An unusual suggestion:
vxlans rely on UDP MultiCast to limit layer 2 broadcasting.
This works nicely on relatively simple network topologies, or if you have nice, powerful switches that support lots of multicast groups. However, a multi-tennant environment with an allocation of vxlans-per-client is likely to generate a lot of vxlans, and on OpenNebula each vxlan is assigned to it’s own Multicast group.

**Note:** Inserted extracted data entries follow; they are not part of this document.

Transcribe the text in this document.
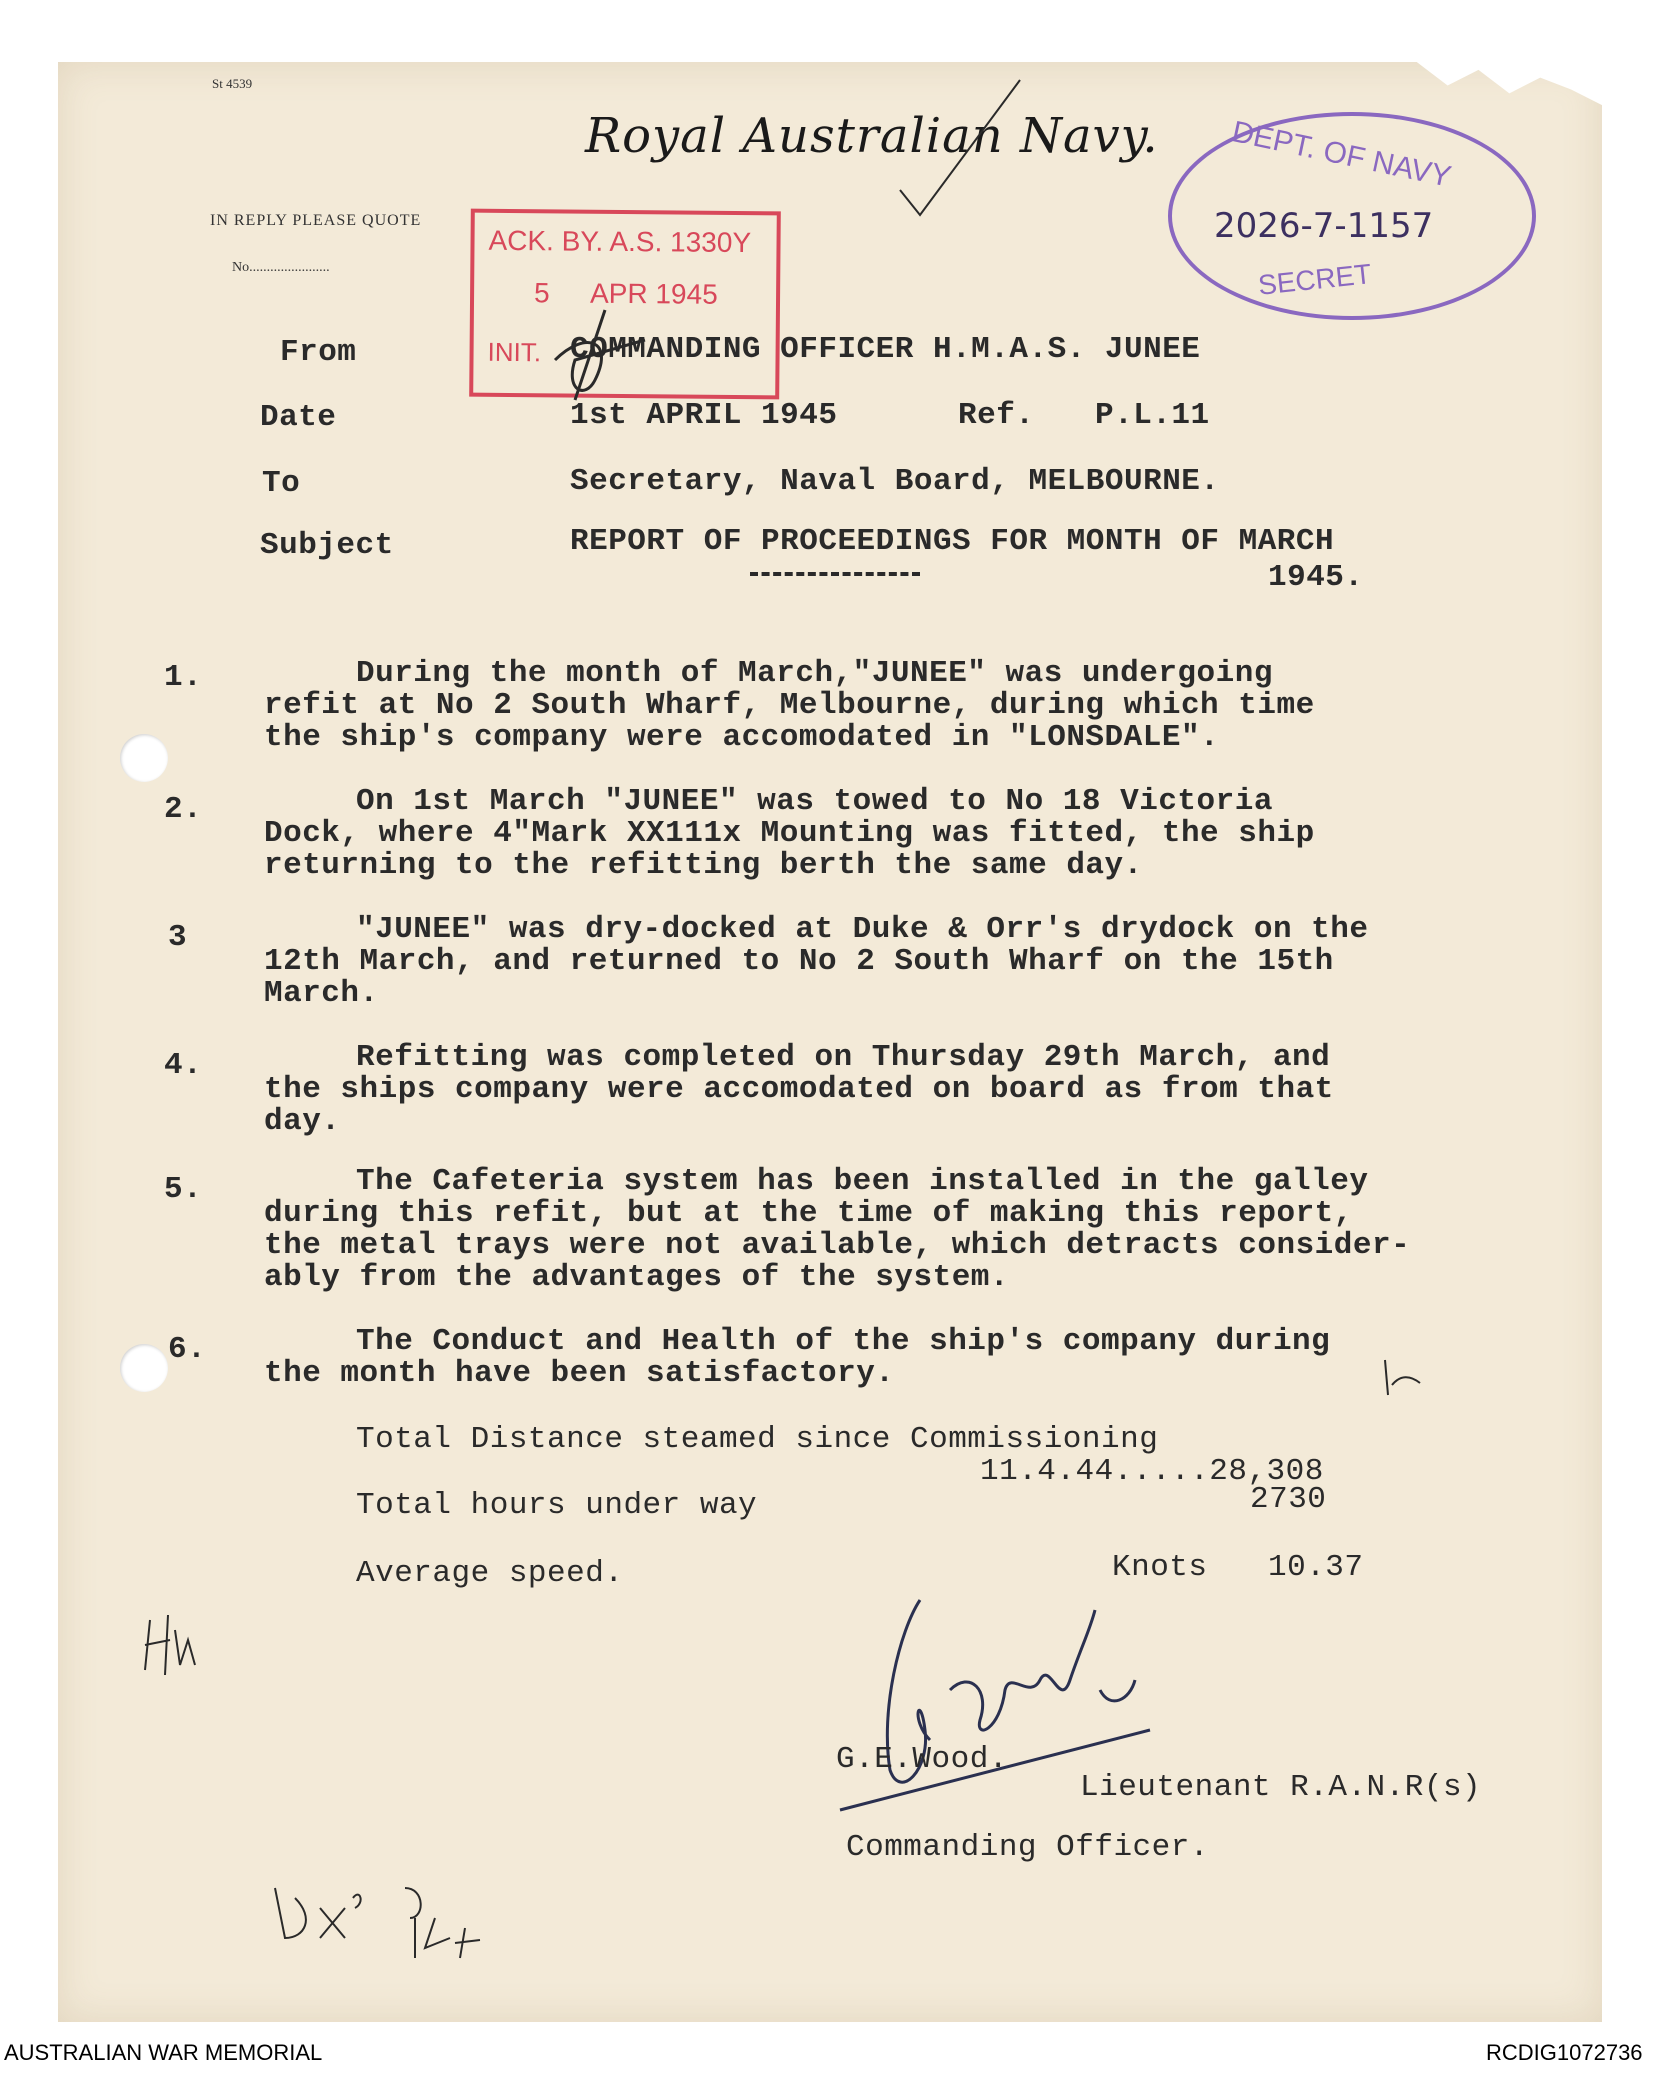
St 4539
Royal Australian Navy.
IN REPLY PLEASE QUOTE
No.......................
ACK. BY. A.S. 1330Y
5 APR 1945
INIT.
DEPT. OF NAVY
2026-7-1157
SECRET
From	COMMANDING OFFICER H.M.A.S. JUNEE
Date	1st APRIL 1945	Ref. P.L.11
To	Secretary, Naval Board, MELBOURNE.
Subject	REPORT OF PROCEEDINGS FOR MONTH OF MARCH
1945.
1.	During the month of March,"JUNEE" was undergoing
refit at No 2 South Wharf, Melbourne, during which time
the ship's company were accomodated in "LONSDALE".
2.	On 1st March "JUNEE" was towed to No 18 Victoria
Dock, where 4"Mark XX111x Mounting was fitted, the ship
returning to the refitting berth the same day.
3	"JUNEE" was dry-docked at Duke & Orr's drydock on the
12th March, and returned to No 2 South Wharf on the 15th
March.
4.	Refitting was completed on Thursday 29th March, and
the ships company were accomodated on board as from that
day.
5.	The Cafeteria system has been installed in the galley
during this refit, but at the time of making this report,
the metal trays were not available, which detracts consider-
ably from the advantages of the system.
6.	The Conduct and Health of the ship's company during
the month have been satisfactory.
Total Distance steamed since Commissioning
11.4.44.....28,308
Total hours under way	2730
Average speed.	Knots 10.37
G.E.Wood.
Lieutenant R.A.N.R(s)
Commanding Officer.
AUSTRALIAN WAR MEMORIAL	RCDIG1072736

With millions of vxlans available, this doesn’t scale brilliantly.
Suggestion 1: Best for scale-out
Allow consolidation of vxlans into Multicast groups. This could be grouped by “tennant”, constraining multicast traffic only to hosts with that tennant’s VMs running (even if the specific vxlan isn’t required, this would still significantly reduce the number of multicast groups, as well as still constraining traffic).
Suggestion 2: Best for smaller tennants on larger networks
‘head-end’ replication: in a software-defined environment, this is a highly elegant solution - set a target number of vxlans per vtep, and then as VMs are deployed / migrate the OpenNebula management plane updates the bridging information across the cluster eg:
bridge fdb append 00:00:00:00:00:00 dev vxlan100 dst 2001:db8:2::1
bridge fdb append 00:00:00:00:00:00 dev vxlan100 dst 2001:db8:3::100
Whilst this isn’t optimal for vxlans with hundreds of participating hosts (each host must send each frame to each listed host) in a multi-tennant environment the tennants traffic is likely to be constrained to a smaller number of hosts.
This removes the need for switches to actively partake in IGMP snooping and general Multicast behaviour - instead UDP traffic is sent point-to-point between hosts. I accept this adds significant load to the host interface (frames = traffic x number of participating hosts) but with 40Gbs and 100Gbs networking now approaching the commodity end of the market, this seems less and less of an issue than managing and fault-finding dynamic multicast groups.
It might also prove to be an extremely powerful tool for anyone building AWS environments - as I believe it would allow the construction of virtual networks between AWS hosts.